そんな骸骨の朽ち果てた足場を踏みしめ、俺と乙女は呼吸を整える。

…魔方陣からは、次のスケルトンの軍勢が召喚されている。

さっき召喚された連中もまだ片付け終わっていないっていうのに。

俺は歯噛みした。

…完全に俺が足手纏いになっている。

乙女一人で、召喚されたスケルトンを半分以上倒している。

俺が倒したのは三分の一にも満たないだろう。

俺がもっと手際よく倒せていれば、乙女に負担をかけないで済むかもしれないのに。

そんな事を考えていると。

「何を悔しがる必要がある」

俺の隣で乙女が言った。

その表情には余裕の笑みすら窺える。

「正直に言ってしまえば、私はそなたに期待はしていなかったのだ。傷を負わぬ程度に私の手助けをしてくれれば良いと考えていた。ところがどうだ…そなたは魔術の矢で、私に絶妙の援護をしてくれる。数で私が押し切られぬように、あの骸骨どもの足止めをしてくれている」

「え…あ…」

それは…俺の魔術は接近戦は向いてないから、せめて遠距離から乙女のフォロー役に回ろうと思った訳で…。

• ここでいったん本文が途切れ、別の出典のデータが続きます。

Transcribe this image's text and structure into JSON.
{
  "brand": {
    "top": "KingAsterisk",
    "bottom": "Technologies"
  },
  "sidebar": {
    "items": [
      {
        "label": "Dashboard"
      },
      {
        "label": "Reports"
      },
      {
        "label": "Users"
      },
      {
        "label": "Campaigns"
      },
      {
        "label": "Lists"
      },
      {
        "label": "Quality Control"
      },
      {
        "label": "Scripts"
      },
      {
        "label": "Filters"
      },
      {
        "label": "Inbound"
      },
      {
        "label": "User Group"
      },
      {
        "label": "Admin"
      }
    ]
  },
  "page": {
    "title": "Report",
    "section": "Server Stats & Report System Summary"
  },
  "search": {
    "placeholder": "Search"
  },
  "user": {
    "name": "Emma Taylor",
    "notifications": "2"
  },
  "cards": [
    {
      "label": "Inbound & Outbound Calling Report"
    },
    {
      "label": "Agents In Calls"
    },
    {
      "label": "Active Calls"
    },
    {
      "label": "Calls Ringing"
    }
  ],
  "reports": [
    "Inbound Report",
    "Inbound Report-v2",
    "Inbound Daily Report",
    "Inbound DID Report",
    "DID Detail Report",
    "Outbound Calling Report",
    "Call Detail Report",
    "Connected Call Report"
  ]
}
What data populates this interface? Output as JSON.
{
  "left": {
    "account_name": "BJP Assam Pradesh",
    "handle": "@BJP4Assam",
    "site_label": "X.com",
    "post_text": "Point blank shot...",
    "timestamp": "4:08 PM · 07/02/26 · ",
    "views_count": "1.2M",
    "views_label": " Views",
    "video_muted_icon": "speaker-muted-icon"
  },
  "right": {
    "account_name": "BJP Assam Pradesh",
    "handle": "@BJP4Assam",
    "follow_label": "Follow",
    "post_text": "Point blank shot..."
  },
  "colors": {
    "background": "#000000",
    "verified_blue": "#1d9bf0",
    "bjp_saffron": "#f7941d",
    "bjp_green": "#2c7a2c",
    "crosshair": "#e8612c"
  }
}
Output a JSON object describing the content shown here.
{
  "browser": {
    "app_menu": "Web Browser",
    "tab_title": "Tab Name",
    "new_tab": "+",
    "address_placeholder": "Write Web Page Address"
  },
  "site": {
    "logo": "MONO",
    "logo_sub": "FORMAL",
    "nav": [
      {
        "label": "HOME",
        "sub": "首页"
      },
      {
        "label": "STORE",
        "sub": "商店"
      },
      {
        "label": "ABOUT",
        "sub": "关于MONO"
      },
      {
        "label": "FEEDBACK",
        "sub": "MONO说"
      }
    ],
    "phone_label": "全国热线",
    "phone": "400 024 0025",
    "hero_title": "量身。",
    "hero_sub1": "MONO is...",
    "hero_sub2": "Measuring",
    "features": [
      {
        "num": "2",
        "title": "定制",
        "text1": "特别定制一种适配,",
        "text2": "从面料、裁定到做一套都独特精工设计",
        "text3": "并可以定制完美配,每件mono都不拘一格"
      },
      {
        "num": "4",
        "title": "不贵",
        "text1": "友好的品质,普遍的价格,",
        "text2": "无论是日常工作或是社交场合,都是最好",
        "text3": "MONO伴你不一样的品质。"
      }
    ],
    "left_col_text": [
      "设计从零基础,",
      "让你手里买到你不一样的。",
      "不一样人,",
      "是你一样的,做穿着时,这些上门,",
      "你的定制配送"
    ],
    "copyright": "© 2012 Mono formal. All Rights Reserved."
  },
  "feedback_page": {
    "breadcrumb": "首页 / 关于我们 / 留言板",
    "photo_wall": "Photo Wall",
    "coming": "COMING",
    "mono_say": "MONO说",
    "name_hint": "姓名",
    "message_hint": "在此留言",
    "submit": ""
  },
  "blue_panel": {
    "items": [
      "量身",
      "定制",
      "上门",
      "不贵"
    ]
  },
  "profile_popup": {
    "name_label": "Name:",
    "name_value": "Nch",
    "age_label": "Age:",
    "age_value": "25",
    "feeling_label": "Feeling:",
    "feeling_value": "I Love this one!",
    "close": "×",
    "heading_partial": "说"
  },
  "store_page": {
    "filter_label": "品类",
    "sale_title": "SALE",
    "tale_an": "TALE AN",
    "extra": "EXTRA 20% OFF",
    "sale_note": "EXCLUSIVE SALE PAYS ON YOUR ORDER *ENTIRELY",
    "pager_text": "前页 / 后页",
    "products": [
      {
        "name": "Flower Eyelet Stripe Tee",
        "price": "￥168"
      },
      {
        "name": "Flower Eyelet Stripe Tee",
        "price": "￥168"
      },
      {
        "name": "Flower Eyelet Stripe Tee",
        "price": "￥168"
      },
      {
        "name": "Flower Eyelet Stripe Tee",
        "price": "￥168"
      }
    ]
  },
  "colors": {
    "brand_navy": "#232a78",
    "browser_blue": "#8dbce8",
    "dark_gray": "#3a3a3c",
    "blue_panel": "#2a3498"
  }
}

「そう、それだ。そなたは己の特性をよく理解し、何をすべきかをよく理解している。弓兵の役目は敵を倒す事ではない。敵の出足を止め、陣形を崩し、自軍の騎士の付け入る隙を作り出すことだ」

そなたのような優秀な弓兵は女神国に欲しいくらいだと。

乙女は偽りない笑顔で俺を絶賛した。